Rural fire brigades face volunteer shortages

St. Mary's chiefs concerned

By Alec Bruce, Local Journalism Initiative reporter    
September 2 2020

ST. MARY’S – As their members age, and younger recruits are increasingly hard to come by, volunteer fire departments in St. Mary’s are fighting an uphill battle against time, say two of the district’s long-serving chiefs.

“We are a have-not municipality with a dwindling population, and the population is just getting older,” said Bruce Sinclair, chief of Goshen Volunteer Fire Department. “It’s harder to get young [people] into the departments.”

Added Sherbrooke and Area Volunteer Fire Department Chief Wayne Auton: “It’s just the average age. We have some young people, but we’re one of the luckier ones. There’s a whole bunch of us who are in our sixties and seventies.”

In fact, the problem – which is not unique to St. Mary’s in Nova Scotia – is challenging, though not yet critical. “We’ve got 70- and 60-year olds,” said Sinclair, a sheep and dairy farmer who oversees a fire brigade of about 14. “You don’t turn away the older guys, because even if they can’t fight a fire, they can drive a truck to the scene of one. There’s a use for everyone. Everybody’s got a place.”

Auton, who supervises as many as 26 volunteers, agrees. “We have people who don’t actually fight fires, but they get equipment for you, and do everything else for you. That’s also part of being a firefighter. We have eight people who can put on the breathing apparatus and make entry [into a fire scene].”

While reliable data on the number of calls St. Mary’s eight volunteer departments make in any given month is hard to come by, both Sinclair and Auton say the volume of incidents has not increased appreciably since the COVID crisis. 

They add, however, that the nature of the work in rural locations can be more diverse than in more uniformly built-up population centres. That adds another wrinkle in communities where the emergency response force is already a precious commodity. 

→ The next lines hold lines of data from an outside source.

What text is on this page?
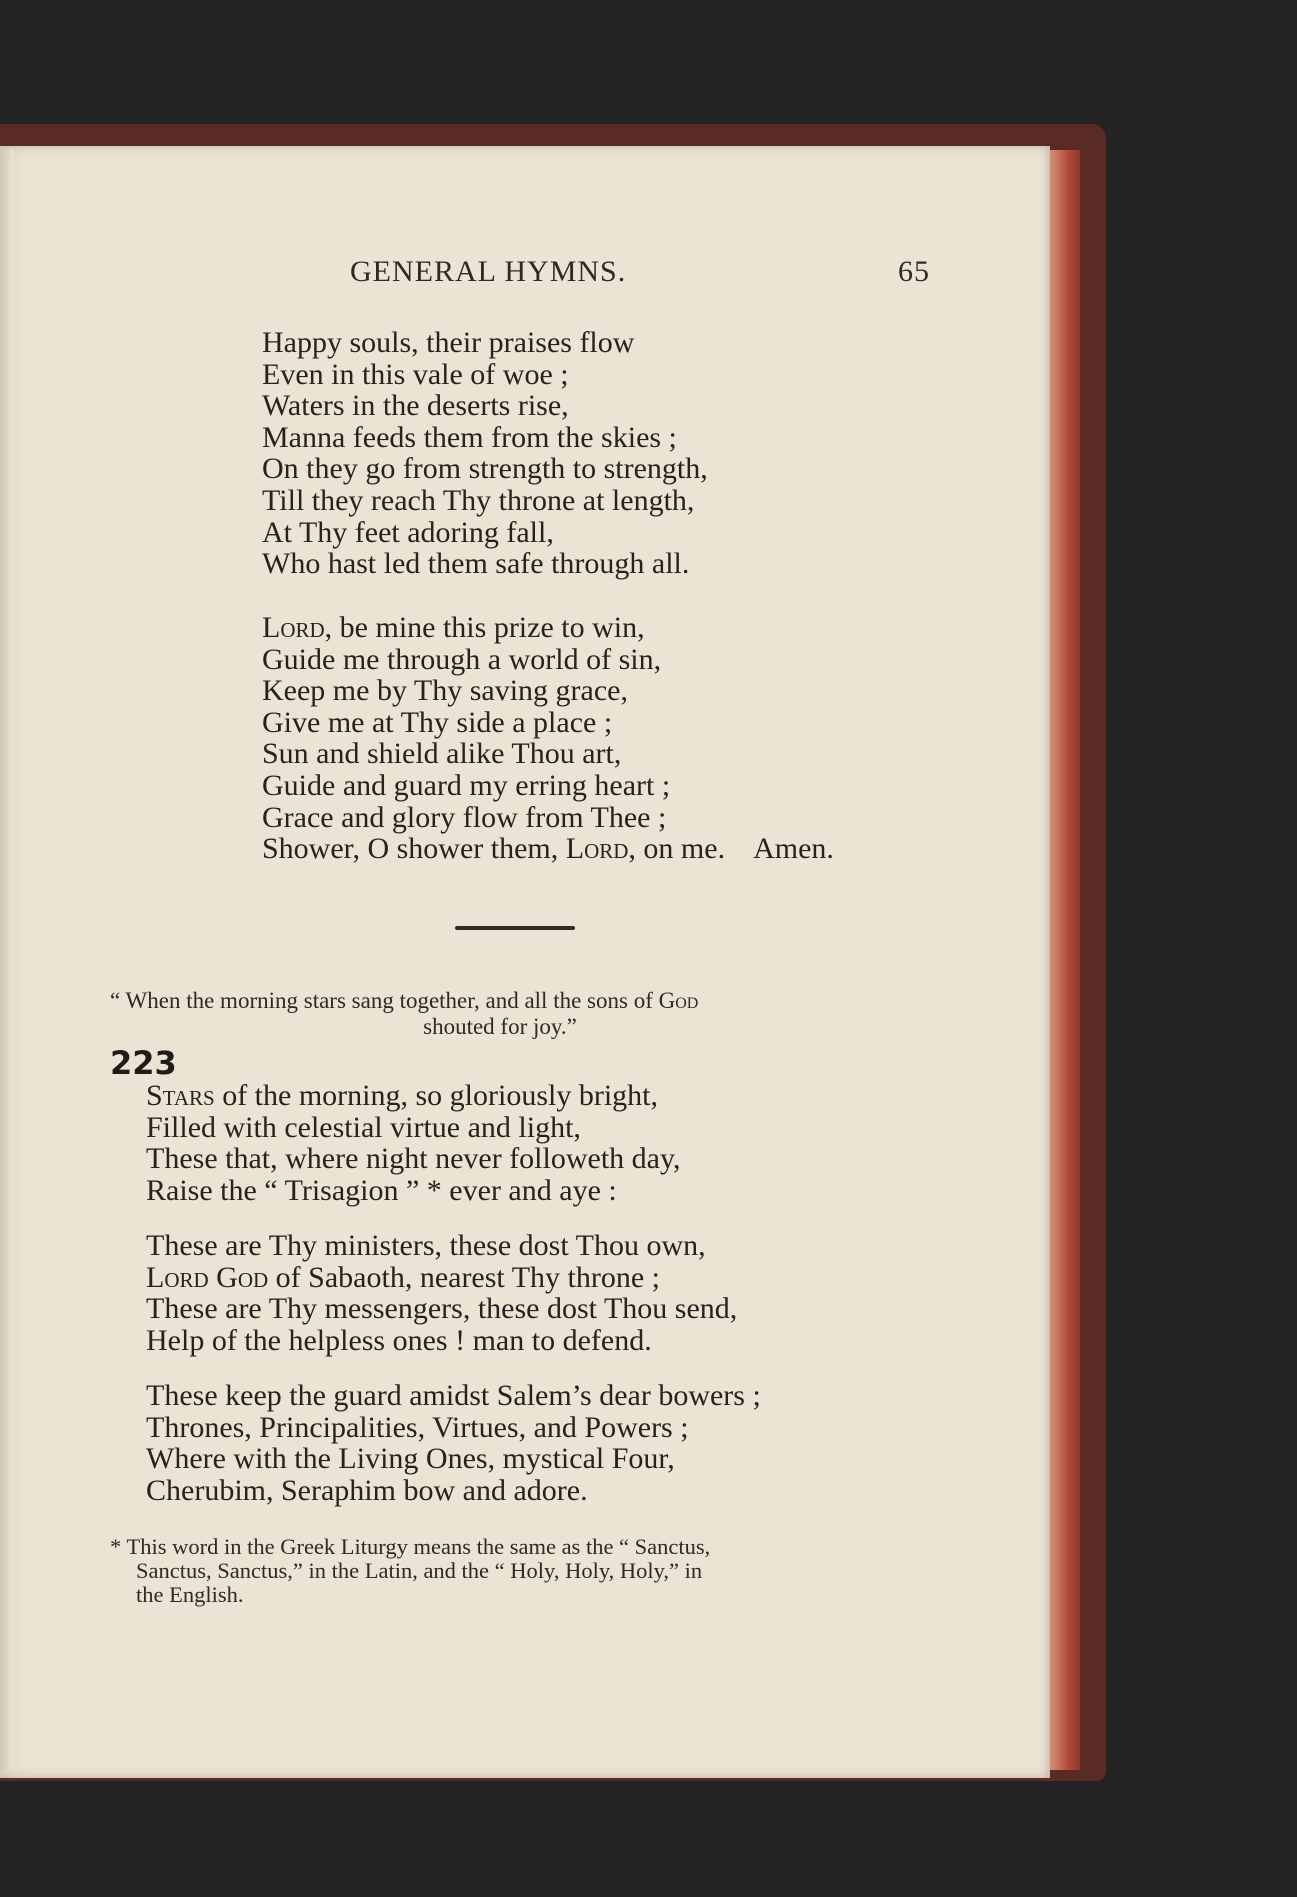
GENERAL HYMNS.	65
Happy souls, their praises flow
Even in this vale of woe ;
Waters in the deserts rise,
Manna feeds them from the skies ;
On they go from strength to strength,
Till they reach Thy throne at length,
At Thy feet adoring fall,
Who hast led them safe through all.
Lord, be mine this prize to win,
Guide me through a world of sin,
Keep me by Thy saving grace,
Give me at Thy side a place ;
Sun and shield alike Thou art,
Guide and guard my erring heart ;
Grace and glory flow from Thee ;
Shower, O shower them, Lord, on me. Amen.
“ When the morning stars sang together, and all the sons of God
shouted for joy.”
223
Stars of the morning, so gloriously bright,
Filled with celestial virtue and light,
These that, where night never followeth day,
Raise the “ Trisagion ” * ever and aye :
These are Thy ministers, these dost Thou own,
Lord God of Sabaoth, nearest Thy throne ;
These are Thy messengers, these dost Thou send,
Help of the helpless ones ! man to defend.
These keep the guard amidst Salem’s dear bowers ;
Thrones, Principalities, Virtues, and Powers ;
Where with the Living Ones, mystical Four,
Cherubim, Seraphim bow and adore.
* This word in the Greek Liturgy means the same as the “ Sanctus,
Sanctus, Sanctus,” in the Latin, and the “ Holy, Holy, Holy,” in
the English.
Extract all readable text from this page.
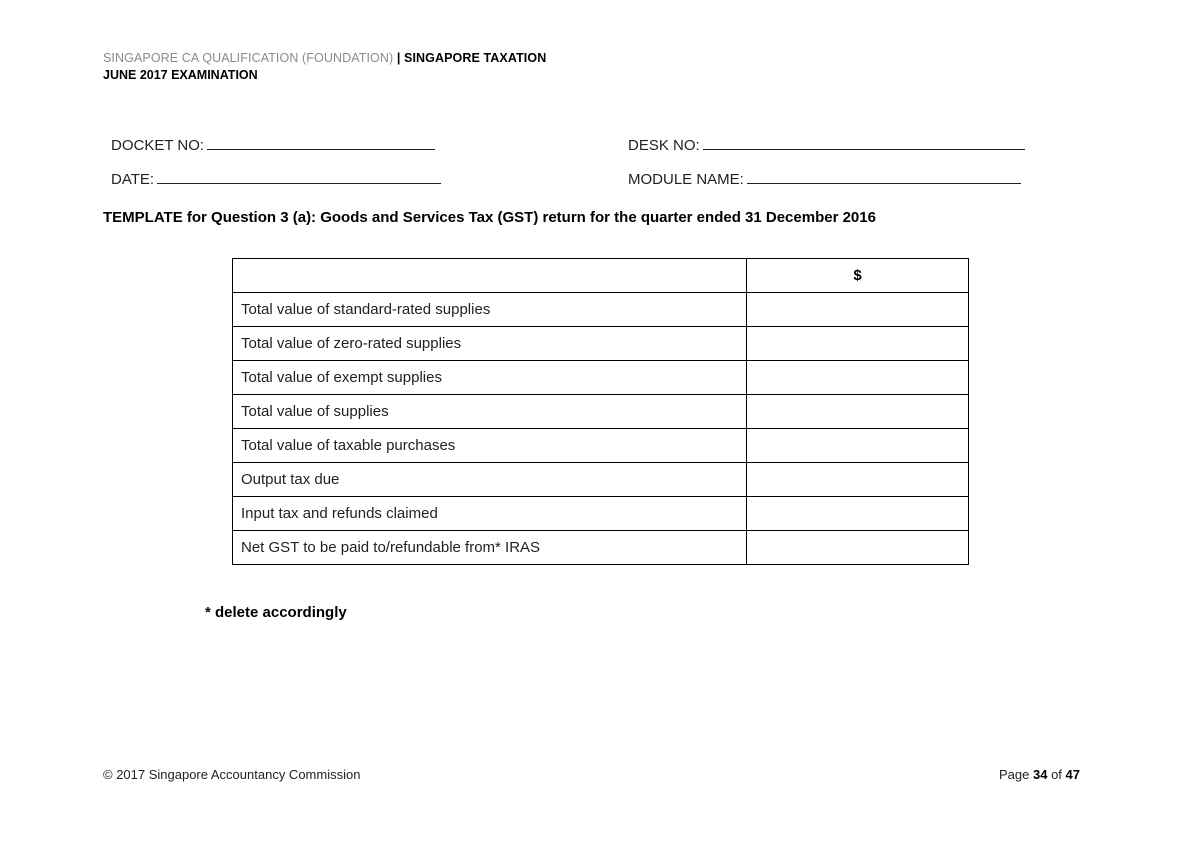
SINGAPORE CA QUALIFICATION (FOUNDATION) | SINGAPORE TAXATION
JUNE 2017 EXAMINATION
DOCKET NO:	DESK NO:
DATE:	MODULE NAME:
TEMPLATE for Question 3 (a): Goods and Services Tax (GST) return for the quarter ended 31 December 2016
	$
Total value of standard-rated supplies	
Total value of zero-rated supplies	
Total value of exempt supplies	
Total value of supplies	
Total value of taxable purchases	
Output tax due	
Input tax and refunds claimed	
Net GST to be paid to/refundable from* IRAS	
* delete accordingly
© 2017 Singapore Accountancy Commission	Page 34 of 47
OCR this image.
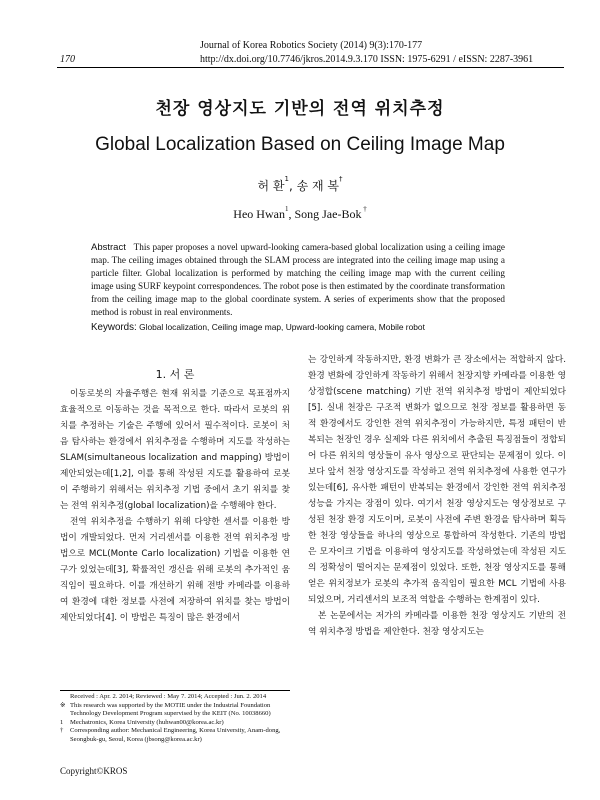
Journal of Korea Robotics Society (2014) 9(3):170-177
170	http://dx.doi.org/10.7746/jkros.2014.9.3.170 ISSN: 1975-6291 / eISSN: 2287-3961
천장 영상지도 기반의 전역 위치추정
Global Localization Based on Ceiling Image Map
허 환$^1$, 송 재 복†
Heo Hwan$^1$, Song Jae-Bok †
Abstract This paper proposes a novel upward-looking camera-based global localization using a ceiling image map. The ceiling images obtained through the SLAM process are integrated into the ceiling image map using a particle filter. Global localization is performed by matching the ceiling image map with the current ceiling image using SURF keypoint correspondences. The robot pose is then estimated by the coordinate transformation from the ceiling image map to the global coordinate system. A series of experiments show that the proposed method is robust in real environments.
Keywords: Global localization, Ceiling image map, Upward-looking camera, Mobile robot
1. 서 론

이동로봇의 자율주행은 현재 위치를 기준으로 목표점까지 효율적으로 이동하는 것을 목적으로 한다. 따라서 로봇의 위치를 추정하는 기술은 주행에 있어서 필수적이다. 로봇이 처음 탐사하는 환경에서 위치추정을 수행하며 지도를 작성하는 SLAM(simultaneous localization and mapping) 방법이 제안되었는데[1,2], 이를 통해 작성된 지도를 활용하여 로봇이 주행하기 위해서는 위치추정 기법 중에서 초기 위치를 찾는 전역 위치추정(global localization)을 수행해야 한다.

전역 위치추정을 수행하기 위해 다양한 센서를 이용한 방법이 개발되었다. 먼저 거리센서를 이용한 전역 위치추정 방법으로 MCL(Monte Carlo localization) 기법을 이용한 연구가 있었는데[3], 확률적인 갱신을 위해 로봇의 추가적인 움직임이 필요하다. 이를 개선하기 위해 전방 카메라를 이용하여 환경에 대한 정보를 사전에 저장하여 위치를 찾는 방법이 제안되었다[4]. 이 방법은 특징이 많은 환경에서

는 강인하게 작동하지만, 환경 변화가 큰 장소에서는 적합하지 않다. 환경 변화에 강인하게 작동하기 위해서 천장지향 카메라를 이용한 영상정합(scene matching) 기반 전역 위치추정 방법이 제안되었다[5]. 실내 천장은 구조적 변화가 없으므로 천장 정보를 활용하면 동적 환경에서도 강인한 전역 위치추정이 가능하지만, 특정 패턴이 반복되는 천장인 경우 실제와 다른 위치에서 추출된 특징점들이 정합되어 다른 위치의 영상들이 유사 영상으로 판단되는 문제점이 있다. 이보다 앞서 천장 영상지도를 작성하고 전역 위치추정에 사용한 연구가 있는데[6], 유사한 패턴이 반복되는 환경에서 강인한 전역 위치추정 성능을 가지는 장점이 있다. 여기서 천장 영상지도는 영상정보로 구성된 천장 환경 지도이며, 로봇이 사전에 주변 환경을 탐사하며 획득한 천장 영상들을 하나의 영상으로 통합하여 작성한다. 기존의 방법은 모자이크 기법을 이용하여 영상지도를 작성하였는데 작성된 지도의 정확성이 떨어지는 문제점이 있었다. 또한, 천장 영상지도를 통해 얻은 위치정보가 로봇의 추가적 움직임이 필요한 MCL 기법에 사용되었으며, 거리센서의 보조적 역할을 수행하는 한계점이 있다.

본 논문에서는 저가의 카메라를 이용한 천장 영상지도 기반의 전역 위치추정 방법을 제안한다. 천장 영상지도는

Received : Apr. 2. 2014; Reviewed : May 7. 2014; Accepted : Jun. 2. 2014
※ This research was supported by the MOTIE under the Industrial Foundation Technology Development Program supervised by the KEIT (No. 10038660)
1	Mechatronics, Korea University (huhwan00@korea.ac.kr)
†	Corresponding author: Mechanical Engineering, Korea University, Anam-dong, Seongbuk-gu, Seoul, Korea (jbsong@korea.ac.kr)
Copyright©KROS
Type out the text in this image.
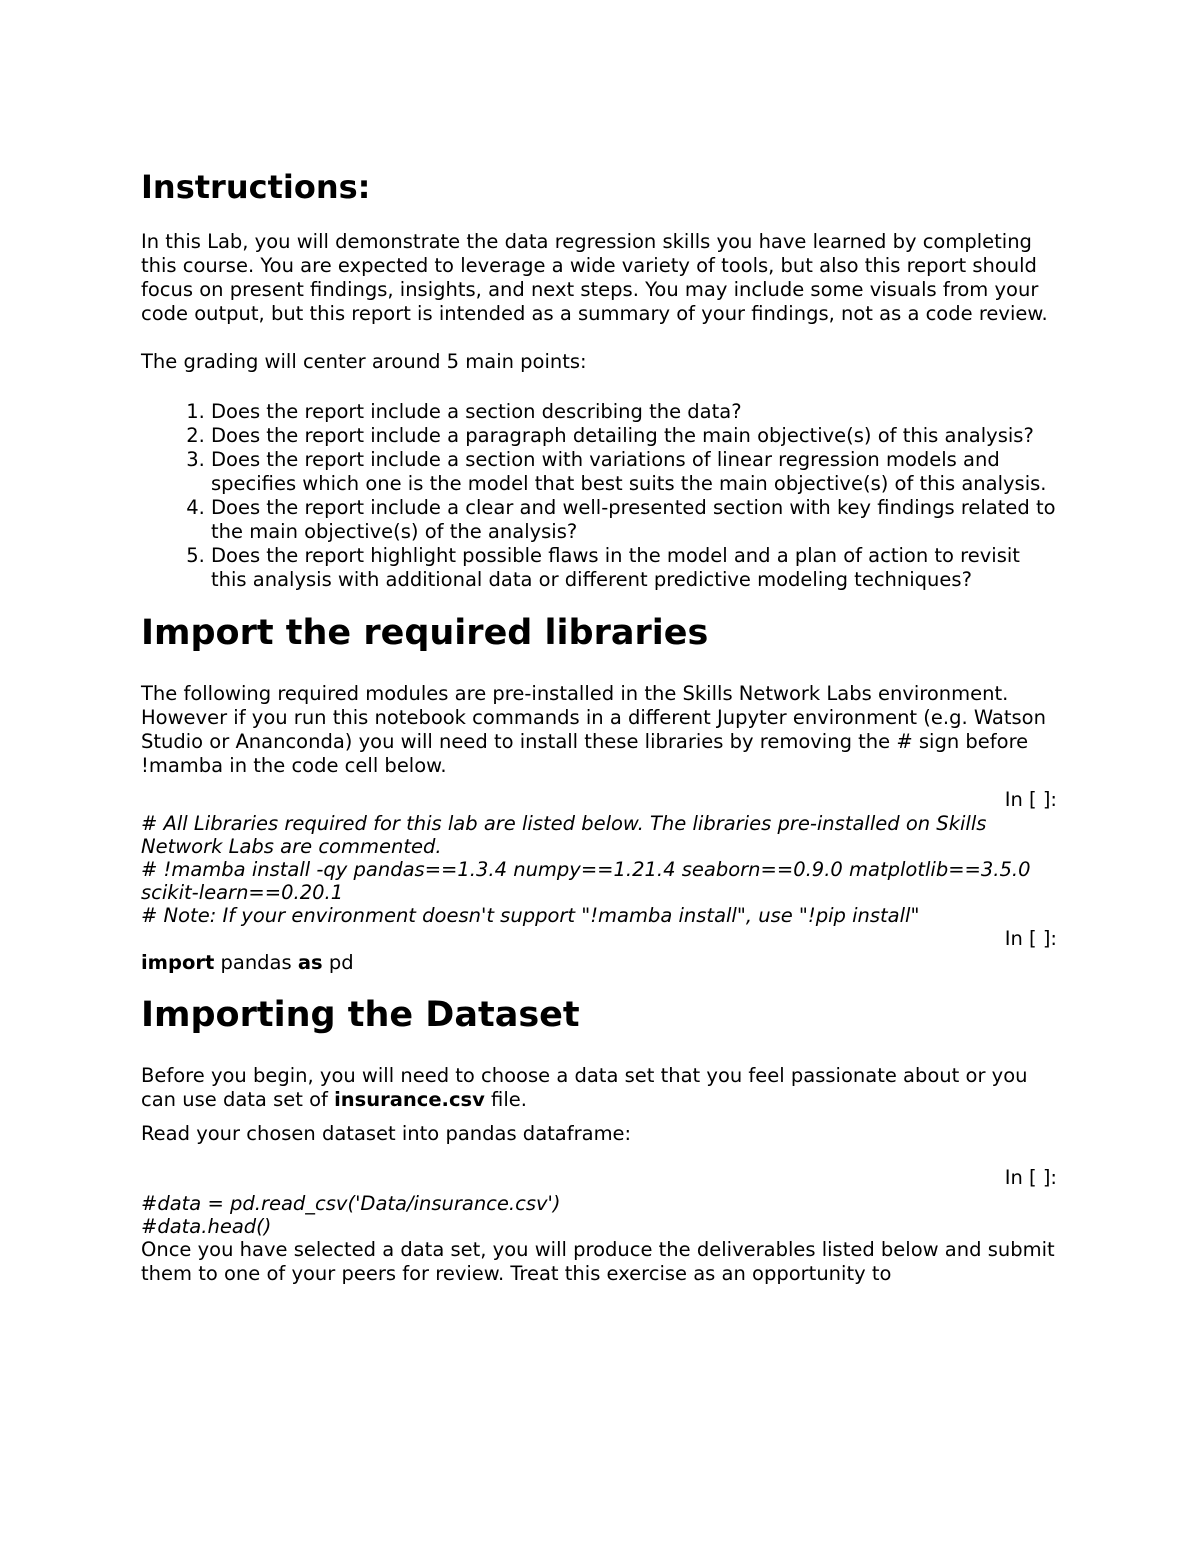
Instructions:

In this Lab, you will demonstrate the data regression skills you have learned by completing this course. You are expected to leverage a wide variety of tools, but also this report should focus on present findings, insights, and next steps. You may include some visuals from your code output, but this report is intended as a summary of your findings, not as a code review.

The grading will center around 5 main points:

1. Does the report include a section describing the data?
2. Does the report include a paragraph detailing the main objective(s) of this analysis?
3. Does the report include a section with variations of linear regression models and specifies which one is the model that best suits the main objective(s) of this analysis.
4. Does the report include a clear and well-presented section with key findings related to the main objective(s) of the analysis?
5. Does the report highlight possible flaws in the model and a plan of action to revisit this analysis with additional data or different predictive modeling techniques?
Import the required libraries

The following required modules are pre-installed in the Skills Network Labs environment. However if you run this notebook commands in a different Jupyter environment (e.g. Watson Studio or Ananconda) you will need to install these libraries by removing the # sign before !mamba in the code cell below.

In [ ]:
# All Libraries required for this lab are listed below. The libraries pre-installed on Skills Network Labs are commented.
# !mamba install -qy pandas==1.3.4 numpy==1.21.4 seaborn==0.9.0 matplotlib==3.5.0 scikit-learn==0.20.1
# Note: If your environment doesn't support "!mamba install", use "!pip install"
In [ ]:
import pandas as pd
Importing the Dataset

Before you begin, you will need to choose a data set that you feel passionate about or you can use data set of insurance.csv file.

Read your chosen dataset into pandas dataframe:

In [ ]:
#data = pd.read_csv('Data/insurance.csv')
#data.head()

Once you have selected a data set, you will produce the deliverables listed below and submit them to one of your peers for review. Treat this exercise as an opportunity to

“It’s summertime now, and most of my fireman are away,” Sinclair said. “I’ve gone out there just by myself, and it’s not a good feeling. I think the last one was a campground fire at three in the morning. The weirdest one was getting a kitten out of a car grill.”

Funding is also an issue. Currently, St. Mary’s issues about $50,000 a year in training contributions to its volunteer brigades. In the 2019-20 fiscal year, that accounted for about 50 per cent of the municipality’s entire grant budget. “Anything fire-related involves a lot of money,” Auton said.

In March, Senior Communications Advisor to Halifax Regional Fire and Emergency Brynn Budden, told The Journal’s Janice Christie: “There are several reasons for the decline [of volunteer firefighters] including a changing demographic, a declining trend of volunteerism across North America, as well as population shifts from rural and suburban communities to the urban core. While in some other areas of the municipality there is strong volunteer participation, there is a particular shortage on the Eastern Shore and Black Point areas.”

Indeed, Auton said, it’s not easy to put a price on availability and interest. “I’ve wanted to [be a firefighter] forever. I wrote the exam for the Halifax Fire Department close to 50 years ago. Back then, they trained you while you worked. I’m 73 now, and this is still in my blood.”